故に休養はとても大切な事であり、オンとオフのメリハリが大切なのだ。


「ァァァァァ……堪んないな」



かっぽーん。と良い音を出すししおどしと湯気の立ちこめる。真っ白く濁った湯は、熱すぎず温すぎず、丁度いい温度だった。


「ァァァァァ………」


しっかし最高に気持ちいい………熱々な温泉に浸かり静寂な空間で月を眺める。永遠には続かないとはいえどうしてこの至福な時間はどうしてこんなに心地の良いものなのだろう…………ァァァァァ………

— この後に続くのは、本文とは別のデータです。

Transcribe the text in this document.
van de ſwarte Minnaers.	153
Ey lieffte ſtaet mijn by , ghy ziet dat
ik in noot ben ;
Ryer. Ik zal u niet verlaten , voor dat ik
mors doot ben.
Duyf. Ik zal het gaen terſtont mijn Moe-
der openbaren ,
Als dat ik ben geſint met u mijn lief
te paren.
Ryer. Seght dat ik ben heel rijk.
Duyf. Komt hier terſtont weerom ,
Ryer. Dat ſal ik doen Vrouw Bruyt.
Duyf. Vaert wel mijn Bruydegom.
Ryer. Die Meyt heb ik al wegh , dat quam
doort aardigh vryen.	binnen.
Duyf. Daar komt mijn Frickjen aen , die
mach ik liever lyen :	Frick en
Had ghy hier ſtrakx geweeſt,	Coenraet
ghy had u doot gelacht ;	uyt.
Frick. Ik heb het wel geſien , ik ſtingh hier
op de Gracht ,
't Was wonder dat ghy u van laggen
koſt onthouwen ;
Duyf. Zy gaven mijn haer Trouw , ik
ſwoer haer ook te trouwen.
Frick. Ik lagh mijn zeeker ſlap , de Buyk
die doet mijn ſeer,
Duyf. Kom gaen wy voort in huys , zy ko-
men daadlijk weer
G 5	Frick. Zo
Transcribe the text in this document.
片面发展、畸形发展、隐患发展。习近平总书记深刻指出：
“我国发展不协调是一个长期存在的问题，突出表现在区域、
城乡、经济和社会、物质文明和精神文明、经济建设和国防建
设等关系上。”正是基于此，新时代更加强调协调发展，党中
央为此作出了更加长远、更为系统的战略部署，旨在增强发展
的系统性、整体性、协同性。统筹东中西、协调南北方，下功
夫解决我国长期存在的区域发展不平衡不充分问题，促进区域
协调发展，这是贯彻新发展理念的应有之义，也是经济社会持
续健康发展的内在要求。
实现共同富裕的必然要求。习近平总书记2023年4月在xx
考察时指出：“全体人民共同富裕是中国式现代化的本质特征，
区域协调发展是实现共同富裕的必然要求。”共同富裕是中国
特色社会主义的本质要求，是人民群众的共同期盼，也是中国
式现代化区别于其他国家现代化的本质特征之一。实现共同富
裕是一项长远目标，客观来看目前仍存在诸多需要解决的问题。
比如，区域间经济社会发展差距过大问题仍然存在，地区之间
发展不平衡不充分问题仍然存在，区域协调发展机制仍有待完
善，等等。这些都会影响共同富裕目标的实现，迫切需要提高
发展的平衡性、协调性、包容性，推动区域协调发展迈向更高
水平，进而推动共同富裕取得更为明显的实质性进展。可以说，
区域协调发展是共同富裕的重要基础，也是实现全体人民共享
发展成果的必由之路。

京都水族館を後にした俺達は『俺が高確率で引き寄せてしまう旅行先でのトラブル』にも遭遇する事もなく、無事に旅館に戻ってこれた。


そして夕食を食べ終え、暗殺で疲れ切った俺は修学旅行で一番楽しみにしていた温泉で至福の時を過ごしていた。



温泉特有の硫黄の匂い、漆黒に染まった空から淡く朧げに光る三日月が風情を感じさせる。


「この旅館はボ…年季が入っているが、温泉は掛け流しでサウナと露天風呂を完備しているし料理の質も高い…プライベートで来ても良いぐらい最高だ」


変わっているかも知れないが、高級ホテルの一流のサービスなどの畏まったサービスも良いが俺はこんな旅館の方が好きだったりする。そんな事を思いながら感傷に浸っていると、突如、キャッキャ ワイワイといった仕切りの向こうから元気な女子の声が聞こえる。相当盛り上がっている様だ。